Financial Counselling is an important service experiencing high demand in Queensland.  “As a sector committed to financial inclusion and financial counselling support for all Queenslanders, we are looking forward to ensuring that financial counselling is an important component of the new Financial Resilience Program,” said Jon O’Mally, President of the Financial Counsellor’s Association of Queensland. “The FCAQ is pleased to see the Queensland Government’s commitment to addressing financial hardship and inclusion for all Queenslanders through financial counselling, given that Queensland currently holds the highest insolvency rates per capita,” said Mr. O’Mally.

Spikes in personal insolvencies are evident in regional locations where job losses are contributing to financial hardship.  In Townsville, the number of debtors increased by 7.8 per cent in the March 2016 quarter (compared to the December 2015 quarter) and a current 10.4% unemployment rate, an increase by 1.6% over the past 12 months. With recent employment cuts in the mining and energy sectors, high insolvency rates and drought-affected areas throughout 85% of the state, financial counselling services have never been more needed.
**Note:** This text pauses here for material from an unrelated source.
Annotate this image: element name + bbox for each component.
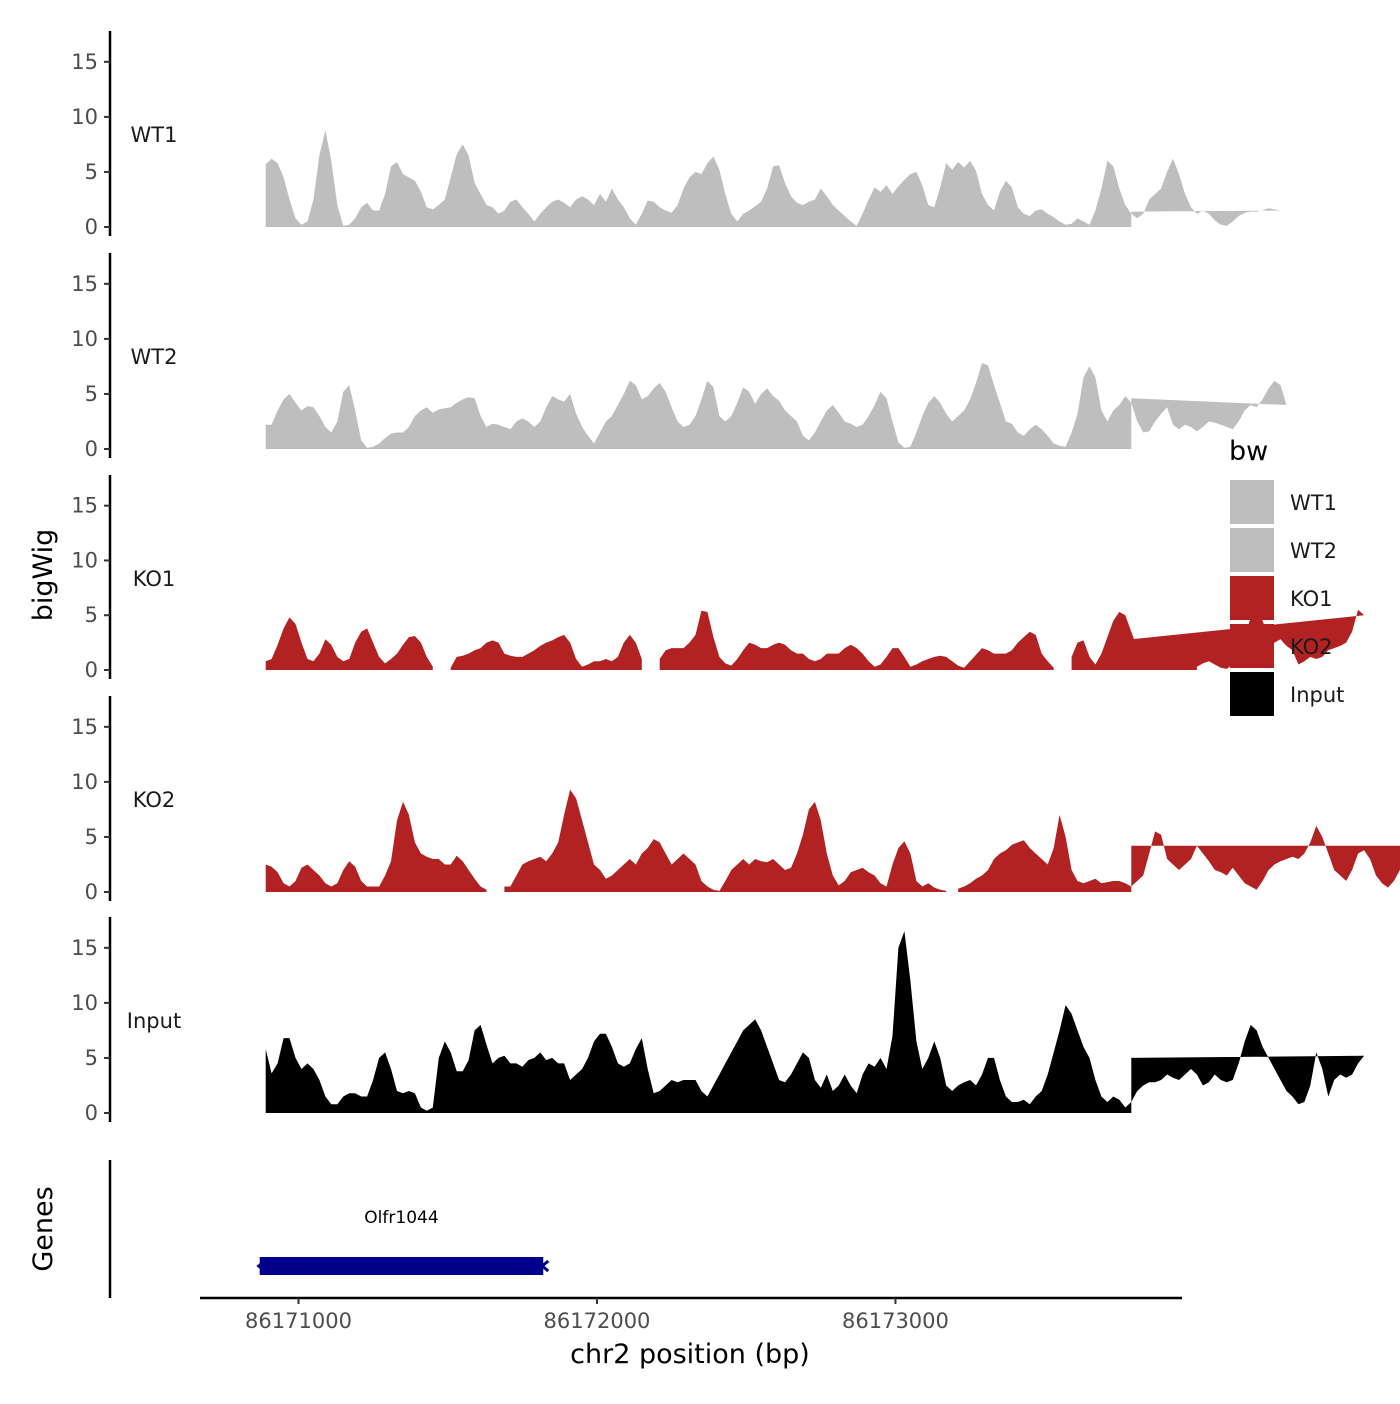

Financial counsellors in Queensland meet people where they are at: they have strong understanding of the lived experience of financial difficulty in the community, and tailor their response to the position and needs of their clients.  Financial counsellors have built strong relationships with the community in Queensland over thirty-seven years, and are a conduit for community cohesion through a ‘combination of advocacy, empowerment, education and service linkage functions’, underpinning a ‘community development approach and social justice principles of financial counselling.’

At present, there are only 34 full time equivalent financial counsellors to respond to financial hardship in Queensland, compared to 170 in New South Wales and 150 in Victoria.

The FCAQ will continue to work and co-ordinate with Government and the community services sector to ensure that the increase in demand from Queenslanders experiencing financial stress is met.